Mais commençons par James Conlon dont le rôle est essentiel tant il participe par ses qualités à l'éclosion de ces voix inoubliables : choix judicieux d'un orchestre resserré (une quarantaine de musiciens) qui n'oblige jamais les chanteurs à forcer pour se faire entendre, jamais de précipitation non plus pour les laisser respirer et développer tout leur art de la nuance, vivacité enfin pour conduire le drame. Un écrin idéal.
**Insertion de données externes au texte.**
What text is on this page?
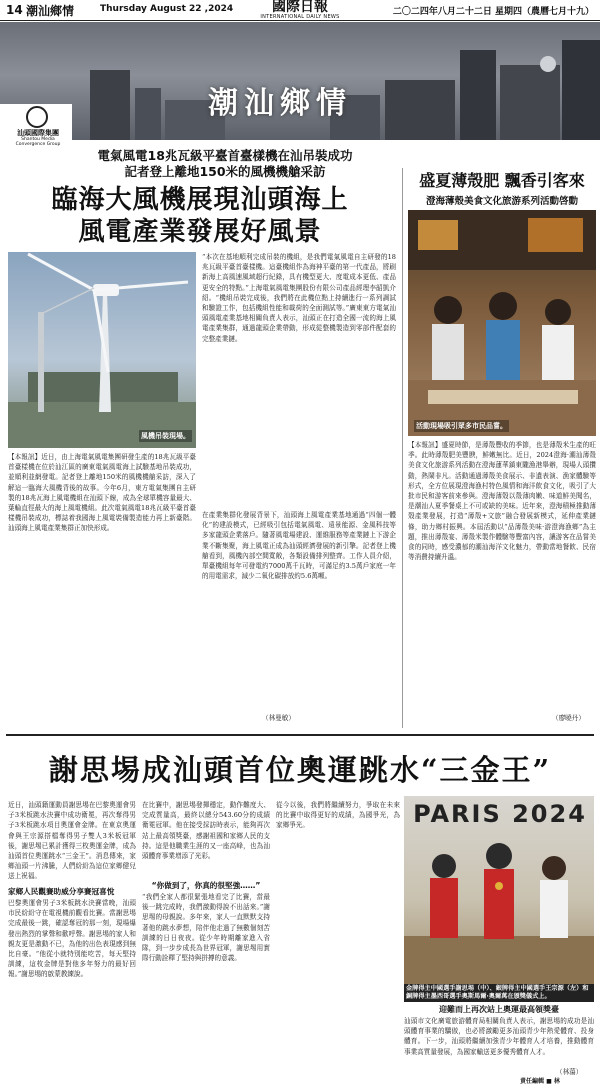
14 潮汕鄉情	Thursday August 22 ,2024	國際日報
INTERNATIONAL DAILY NEWS	二〇二四年八月二十二日 星期四（農曆七月十九）
汕頭國際集團
Shantou Media Convergence Group
潮汕鄉情
電氣風電18兆瓦級平臺首臺樣機在汕吊裝成功
記者登上離地150米的風機機艙采訪
臨海大風機展現汕頭海上
風電產業發展好風景
風機吊裝現場。
【本報訊】近日，由上海電氣風電集團研發生產的18兆瓦級平臺首臺樣機在位於汕江區的廣東電氣風電海上試驗基地吊裝成功，並順利並網發電。記者登上離地150米的風機機艙采訪，深入了解這一臨海大風機背後的故事。今年6月，東方電氣集團自主研製的18兆瓦海上風電機組在汕頭下線，成為全球單機容量最大、葉輪直徑最大的海上風電機組。此次電氣風電18兆瓦級平臺首臺樣機吊裝成功，標誌着我國海上風電裝備製造能力再上新臺階。汕頭海上風電產業集群正加快形成。
“本次在基地順利完成吊裝的機組，是我們電氣風電自主研發的18兆瓦級平臺首臺樣機。這臺機組作為海神平臺的第一代產品，將刷新海上高風速風域超行紀錄，具有機型更大、度電成本更低、產品更安全的特點。”上海電氣風電集團股份有限公司產品經理李韶凱介紹。“機組吊裝完成後，我們將在此機位點上持續進行一系列調試和驗證工作，包括機組性能和載荷的全面測試等。”廣東東方電氣汕頭風電產業基地相關負責人表示，汕頭正在打造全國一流的海上風電產業集群，通過龍頭企業帶動，形成從整機製造到零部件配套的完整產業鏈。
在產業集群化發展背景下，汕頭海上風電產業基地通過“四個一體化”的建設模式，已經吸引包括電氣風電、遠景能源、金風科技等多家龍頭企業落戶。隨著風電場建設、運維服務等產業鏈上下游企業不斷集聚，海上風電正成為汕頭經濟發展的新引擎。記者登上機艙看到，風機內部空間寬敞，各類設備排列整齊。工作人員介紹，單臺機組每年可發電約7000萬千瓦時，可滿足約3.5萬戶家庭一年的用電需求，減少二氧化碳排放約5.6萬噸。
（林曼敏）
盛夏薄殼肥 飄香引客來
澄海薄殼美食文化旅游系列活動啓動
活動現場吸引眾多市民品嘗。
【本報訊】盛夏時節，是薄殼豐收的季節，也是薄殼米生產的旺季。此時薄殼肥美豐腴，鮮嫩無比。近日，2024澄海·潮汕薄殼美食文化旅游系列活動在澄海蓮華鎮東隴漁港舉辦，現場人頭攢動，熱鬧非凡。活動通過薄殼美食展示、非遺表演、漁家體驗等形式，全方位展現澄海漁村特色風情和海洋飲食文化，吸引了大批市民和游客前來參與。澄海薄殼以殼薄肉嫩、味道鮮美聞名，是潮汕人夏季餐桌上不可或缺的美味。近年來，澄海積極推動薄殼產業發展，打造“薄殼+文旅”融合發展新模式，延伸產業鏈條，助力鄉村振興。本屆活動以“品薄殼美味·游澄海漁鄉”為主題，推出薄殼宴、薄殼米製作體驗等豐富內容，讓游客在品嘗美食的同時，感受濃郁的潮汕海洋文化魅力，帶動當地餐飲、民宿等消費持續升溫。
（廖曉丹）
謝思埸成汕頭首位奧運跳水“三金王”
近日，汕頭籍運動員謝思埸在巴黎奧運會男子3米板跳水決賽中成功衛冕，再次奪得男子3米板跳水項目奧運會金牌。在東京奧運會與王宗源搭檔奪得男子雙人3米板冠軍後，謝思埸已累計獲得三枚奧運金牌，成為汕頭首位奧運跳水“三金王”。消息傳來，家鄉汕頭一片沸騰，人們紛紛為這位家鄉健兒送上祝福。
家鄉人民觀賽助威分享賽冠喜悅
巴黎奧運會男子3米板跳水決賽當晚，汕頭市民紛紛守在電視機前觀看比賽。當謝思埸完成最後一跳，確認奪冠的那一刻，現場爆發出熱烈的掌聲和歡呼聲。謝思埸的家人和親友更是激動不已，為他的出色表現感到無比自豪。“他從小就特別能吃苦，每天堅持訓練，這枚金牌是對他多年努力的最好回報。”謝思埸的啟蒙教練說。
在比賽中，謝思埸發揮穩定，動作難度大、完成質量高，最終以總分543.60分的成績衛冕冠軍。他在接受採訪時表示，能夠再次站上最高領獎臺，感謝祖國和家鄉人民的支持。這是他職業生涯的又一座高峰，也為汕頭體育事業增添了光彩。
“你做到了，你真的很堅強……”
“我們全家人都很緊張地看完了比賽，當最後一跳完成時，我們激動得說不出話來。”謝思埸的母親說。多年來，家人一直默默支持著他的跳水夢想，陪伴他走過了無數個刻苦訓練的日日夜夜。從少年時期離家進入省隊，到一步步成長為世界冠軍，謝思埸用實際行動詮釋了堅持與拼搏的意義。
從今以後，我們將繼續努力，爭取在未來的比賽中取得更好的成績，為國爭光，為家鄉爭光。	PARIS 2024
金牌得主中國選手謝思埸（中）、銀牌得主中國選手王宗源（左）和銅牌得主墨西哥選手奧斯馬爾·奧爾萬在頒獎儀式上。
迎難而上再次站上奧運最高領獎臺
汕頭市文化廣電旅游體育局相關負責人表示，謝思埸的成功是汕頭體育事業的驕傲，也必將激勵更多汕頭青少年熱愛體育、投身體育。下一步，汕頭將繼續加強青少年體育人才培養，推動體育事業高質量發展，為國家輸送更多優秀體育人才。
（林蕩）
責任編輯 ■ 林
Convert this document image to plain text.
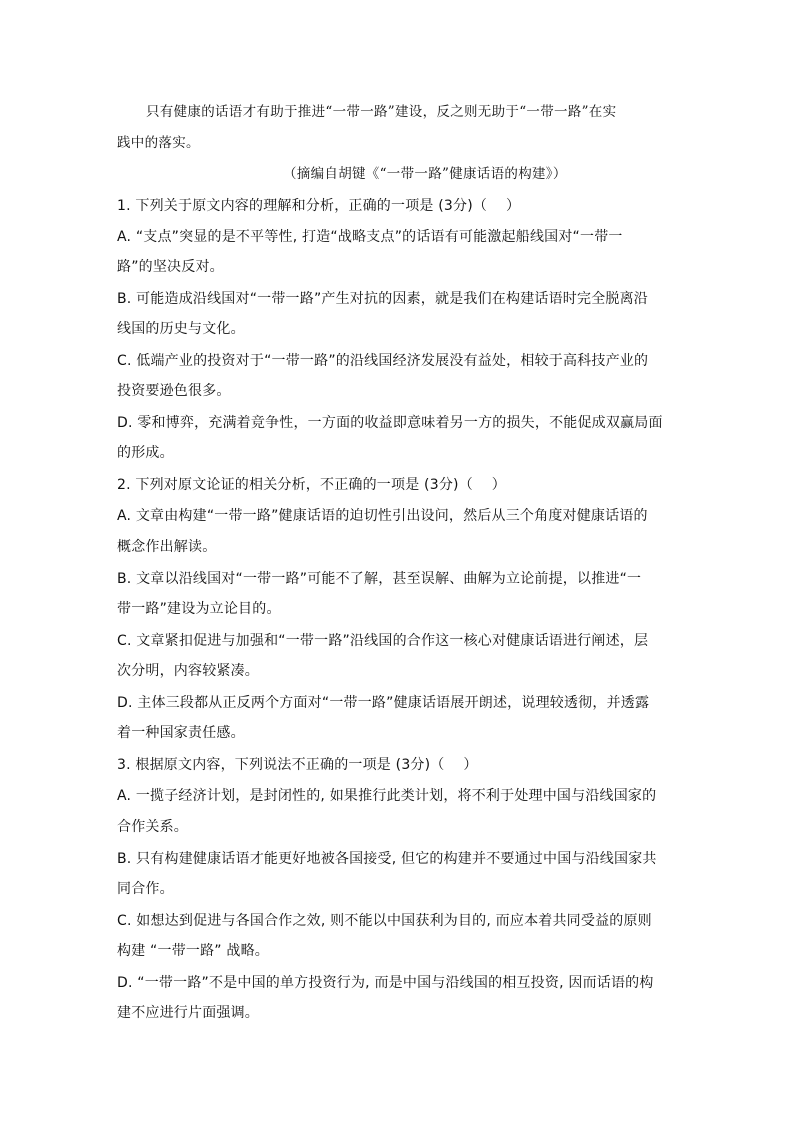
只有健康的话语才有助于推进“一带一路”建设，反之则无助于“一带一路”在实
践中的落实。
（摘编自胡键《“一带一路”健康话语的构建》）
1. 下列关于原文内容的理解和分析，正确的一项是 (3分)（　 ）
A. “支点”突显的是不平等性, 打造“战略支点”的话语有可能激起船线国对“一带一
路”的坚决反对。
B. 可能造成沿线国对“一带一路”产生对抗的因素，就是我们在构建话语时完全脱离沿
线国的历史与文化。
C. 低端产业的投资对于“一带一路”的沿线国经济发展没有益处，相较于高科技产业的
投资要逊色很多。
D. 零和博弈，充满着竞争性，一方面的收益即意味着另一方的损失，不能促成双赢局面
的形成。
2. 下列对原文论证的相关分析，不正确的一项是 (3分)（　 ）
A. 文章由构建“一带一路”健康话语的迫切性引出设问，然后从三个角度对健康话语的
概念作出解读。
B. 文章以沿线国对“一带一路”可能不了解，甚至误解、曲解为立论前提，以推进“一
带一路”建设为立论目的。
C. 文章紧扣促进与加强和“一带一路”沿线国的合作这一核心对健康话语进行阐述，层
次分明，内容较紧凑。
D. 主体三段都从正反两个方面对“一带一路”健康话语展开朗述，说理较透彻，并透露
着一种国家责任感。
3. 根据原文内容，下列说法不正确的一项是 (3分)（　 ）
A. 一揽子经济计划，是封闭性的, 如果推行此类计划，将不利于处理中国与沿线国家的
合作关系。
B. 只有构建健康话语才能更好地被各国接受, 但它的构建并不要通过中国与沿线国家共
同合作。
C. 如想达到促进与各国合作之效, 则不能以中国获利为目的, 而应本着共同受益的原则
构建 “一带一路” 战略。
D. “一带一路”不是中国的单方投资行为, 而是中国与沿线国的相互投资, 因而话语的构
建不应进行片面强调。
Jamais contraintes par un chef maladroit, fuyant toute démonstration ou caricature, les voix se déploient dans une beauté et une pureté confondantes. A 33 ans, le gallois Bryn Terfel s'impose comme un Don Giovanni d'exception, sachant allier puissance et souplesse, mordant et noblesse, musicalité et articulation. La jeune italienne Barbara Frittoli incarne une Elvire passionnée et touchante, au timbre lumineux et aux facilités vocales impressionnantes, on se réjouit par avance de la réentendre en Fiordiligi (Cosi) l'année prochaine à Garnier, un de ses rôles de prédilection. Rainer Trost (33 ans), récent très bon Tamino de La Flûte enchantée (en mars dernier à Bastille), campe un Don Ottavio remarquable et confirme son statut de grand mozartien. Juliette Galstian fait une Zerline charmante à la voix légère et agile et Kristinn Sigmundsson impressionne en Commandeur. Les "anciens" ne sont pas en reste avec la splendide Carol Vaness, inoubliable Donna Anna, et José van Dam en Leporello, un rôle qu'il connaît par coeur et dont il nous révèle toute la richesse.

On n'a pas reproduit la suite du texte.